L’héraldique et le livre

La présence d’armoiries dans le décor des livres est très précoce. Dès la fin du XIIe siècle, les chevaliers figurés dans les illustrations portent des boucliers armoriés qui servent à les identifier. L’apparition d’armoiries comme marque de propriété est en revanche plus tardive. Elle se produit à la fin du XIIIe siècle, dans les livres de dévotion plus spécifiquement. Ce constat n’est pas dû au hasard, il procède d’une véritable héraldisation du sacré qui permet aux détenteurs d’armoiries, puissants et patrons de fondations religieuses en tête, de se rendre présents, par armoiries interposées, ad sanctos, près des lieux et des corps saints, le summum étant la proximité avec les espèces eucharistiques et la célébration de la consécration.
La présence d’armoiries dans les livres religieux sert donc assurément à marquer sa propriété sur un objet le plus souvent onéreux, voire de grand luxe, et ainsi à s’associer à l’œuvre d’artisans et d’artistes parfois de grand renom. Le livre d’heures devient donc, au Moyen Age, un véritable emblème social comme le raille le poète de cour Eustache Deschamps : «  Heures me faut de Notre-Dame, qui soient de soutil ouvrage, d’or et d’azur, riches et ceintes ». L’emblématiser à son tour dans son décor interne mais aussi sur ses parements extérieurs, fermaux, bosses, tranche et reliure, permet à son propriétaire de se mettre en scène.

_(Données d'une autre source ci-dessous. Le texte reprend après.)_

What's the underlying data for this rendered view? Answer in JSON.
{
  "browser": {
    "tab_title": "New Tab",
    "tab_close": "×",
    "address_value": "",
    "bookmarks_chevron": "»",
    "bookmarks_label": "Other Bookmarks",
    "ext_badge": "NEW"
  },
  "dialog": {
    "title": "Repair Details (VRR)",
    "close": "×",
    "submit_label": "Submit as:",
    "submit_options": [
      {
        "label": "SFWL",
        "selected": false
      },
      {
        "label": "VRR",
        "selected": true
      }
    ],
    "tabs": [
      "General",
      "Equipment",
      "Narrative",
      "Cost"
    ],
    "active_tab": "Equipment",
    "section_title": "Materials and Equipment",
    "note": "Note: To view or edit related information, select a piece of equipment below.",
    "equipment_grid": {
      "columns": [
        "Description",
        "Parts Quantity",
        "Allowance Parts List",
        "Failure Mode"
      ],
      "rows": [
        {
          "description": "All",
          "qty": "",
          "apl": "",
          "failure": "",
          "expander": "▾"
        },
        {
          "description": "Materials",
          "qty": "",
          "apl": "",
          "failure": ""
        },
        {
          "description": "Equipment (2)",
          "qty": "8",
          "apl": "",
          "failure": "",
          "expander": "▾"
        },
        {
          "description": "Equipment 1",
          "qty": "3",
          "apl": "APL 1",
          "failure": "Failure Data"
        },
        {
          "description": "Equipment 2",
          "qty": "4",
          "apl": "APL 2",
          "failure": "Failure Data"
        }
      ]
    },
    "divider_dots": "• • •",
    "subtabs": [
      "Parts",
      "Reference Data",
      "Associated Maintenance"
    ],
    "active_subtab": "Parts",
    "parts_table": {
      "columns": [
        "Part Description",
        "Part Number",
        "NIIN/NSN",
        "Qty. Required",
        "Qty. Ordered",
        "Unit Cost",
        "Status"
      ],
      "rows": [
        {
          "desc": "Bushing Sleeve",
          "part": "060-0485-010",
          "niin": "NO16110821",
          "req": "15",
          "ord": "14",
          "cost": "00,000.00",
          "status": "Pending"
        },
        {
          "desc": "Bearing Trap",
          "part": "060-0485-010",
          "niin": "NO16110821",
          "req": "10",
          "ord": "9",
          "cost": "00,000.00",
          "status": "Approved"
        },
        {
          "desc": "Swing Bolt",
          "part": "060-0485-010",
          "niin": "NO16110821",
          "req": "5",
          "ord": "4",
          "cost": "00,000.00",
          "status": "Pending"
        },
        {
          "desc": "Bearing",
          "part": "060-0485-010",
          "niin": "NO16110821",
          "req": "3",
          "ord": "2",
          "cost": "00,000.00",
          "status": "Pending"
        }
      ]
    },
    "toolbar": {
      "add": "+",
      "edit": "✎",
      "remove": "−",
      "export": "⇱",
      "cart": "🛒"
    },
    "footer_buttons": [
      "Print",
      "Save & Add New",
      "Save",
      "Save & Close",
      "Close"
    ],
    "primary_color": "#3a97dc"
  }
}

Ce décor héraldique et emblématique occupe dans la page des places attendues où le regard du lecteur sait devoir les trouver. De la même façon qu’il les cherche, dans l’espace public, sur les trumeaux des portes, le cadre des fenêtres, les linteaux de cheminées ou les soufflets des vitraux. C’est en priorité au centre de la marge inférieure des premiers feuillets que l’on trouve ces signes emblématiques. Cet emplacement n’est pourtant pas la position la plus valorisante qui reste, au Moyen âge, le coin supérieur droit – à plus forte raison dans la page – car c’est par là que commence la lecture. C’est néanmoins à cet emplacement que s’achève naturellement le parcours du regard dans la page et les armoiries qui s’y trouvent valident en quelque sorte le texte qu’elles ponctuent, à l’instar du sceau qui clôture et valide l’acte. Cette localisation dans les marges, espace de tous les possibles mais qui reste presque toujours connecté au contenu textuel, place le propos héraldique dans un discours secondaire – la marge est moins importante que le texte – mais pourtant complémentaire – le décor de la marge renforce souvent le propos de l’illustration principale, en prolonge ou en nourrit le sens. C’est aussi la fonction des armoiries qui s’y trouvent et qui disent quelque chose en plus du texte. Ce peut être l’investissement que le commanditaire a engagé dans la copie et la promotion de la Parole de Dieu – quand il s’agit de texte sacré – ou du savoir. Ce peut être aussi le rôle qu’en tant que seigneur il reconnaît avoir dans l’élévation spirituelle de son âme, de celle de ses parents ou de celles de ses gens. Ce peut être encore sa volonté de se placer, par armoiries interposées, au plus près de Dieu, de sa Parole, de son culte et de ses saints, pour justifier son pouvoir et garantir son salut. Même quand il ne lit pas et que le livre est clos, scellé sous ses fermoirs, son propriétaire est présent à la parole par emblèmes interposés.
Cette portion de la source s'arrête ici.